Financial institutions can use their position in the global economy to contribute to nuclear disarmament. Enacting comprehensive policies on nuclear weapons provides an incentive to companies to end production of materials designed to commit mass murder. This contributes to the stigma on nuclear weapons. Refusing to invest in companies that produce nuclear weapons is also an accurate reflection of public opinion, as most recent polls show a clear rejection of nuclear weapons.
Excluding companies involved in the production of weapons of mass destruction, including nuclear weapons but also other inhumane and illegal weapons such as cluster munitions, landmines and chemical weapons, is the new normal. The number of financial institutions with (comprehensive) policies listed in Don’t Bank on the Bomb has grown from 35 in 2014 to 77 in the 2019 report. And this is only the tip of the iceberg.

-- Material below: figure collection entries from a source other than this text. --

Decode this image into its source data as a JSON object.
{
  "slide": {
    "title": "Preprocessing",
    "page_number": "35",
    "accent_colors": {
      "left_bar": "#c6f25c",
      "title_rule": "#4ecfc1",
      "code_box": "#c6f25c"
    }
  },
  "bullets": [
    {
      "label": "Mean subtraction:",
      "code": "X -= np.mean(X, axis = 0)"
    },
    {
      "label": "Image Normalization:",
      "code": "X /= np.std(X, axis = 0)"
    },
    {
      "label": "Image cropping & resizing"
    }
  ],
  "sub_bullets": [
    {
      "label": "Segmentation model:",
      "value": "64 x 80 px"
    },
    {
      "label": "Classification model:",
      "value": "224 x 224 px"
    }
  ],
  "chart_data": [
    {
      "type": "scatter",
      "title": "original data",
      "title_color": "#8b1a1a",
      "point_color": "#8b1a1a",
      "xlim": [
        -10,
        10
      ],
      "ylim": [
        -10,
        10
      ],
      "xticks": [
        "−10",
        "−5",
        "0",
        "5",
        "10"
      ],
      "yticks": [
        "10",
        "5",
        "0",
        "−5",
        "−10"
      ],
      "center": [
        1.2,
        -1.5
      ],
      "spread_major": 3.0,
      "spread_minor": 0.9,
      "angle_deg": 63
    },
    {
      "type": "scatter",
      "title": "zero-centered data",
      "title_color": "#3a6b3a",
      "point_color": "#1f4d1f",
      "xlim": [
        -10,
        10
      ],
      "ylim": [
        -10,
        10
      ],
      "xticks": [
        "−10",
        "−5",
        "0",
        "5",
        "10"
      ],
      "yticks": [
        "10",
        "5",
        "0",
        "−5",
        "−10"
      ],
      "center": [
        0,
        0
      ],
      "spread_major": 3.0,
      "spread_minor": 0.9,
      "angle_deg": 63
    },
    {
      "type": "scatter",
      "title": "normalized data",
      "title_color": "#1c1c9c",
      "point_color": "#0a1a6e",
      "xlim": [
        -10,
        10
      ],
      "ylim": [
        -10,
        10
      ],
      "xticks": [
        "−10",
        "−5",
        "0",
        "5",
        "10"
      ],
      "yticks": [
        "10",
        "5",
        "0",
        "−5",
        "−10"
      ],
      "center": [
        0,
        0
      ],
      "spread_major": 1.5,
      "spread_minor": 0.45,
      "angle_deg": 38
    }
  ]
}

Thirty-six institutions have comprehensive policies in place. Their policies are best-practice and an example to the rest of the financial sector. The report also profiles 41 financial institutions whose policies are not yet comprehensive enough and may still have investments in nuclear weapons producers. By adopting a policy restricting investments in nuclear weapons, they demonstrate a shared understanding that nuclear weapons are controversial.
To view the full report, go to dontbankonthebomb.com. (Information about the report is drawn from an article by Maaike Beenes, who works for the humanitarian disarmament program for PAX in the Netherlands.)
Joyce Rothermel serves on the Coordinating Committee of the PNC: Stop Banking the Bomb Campaign.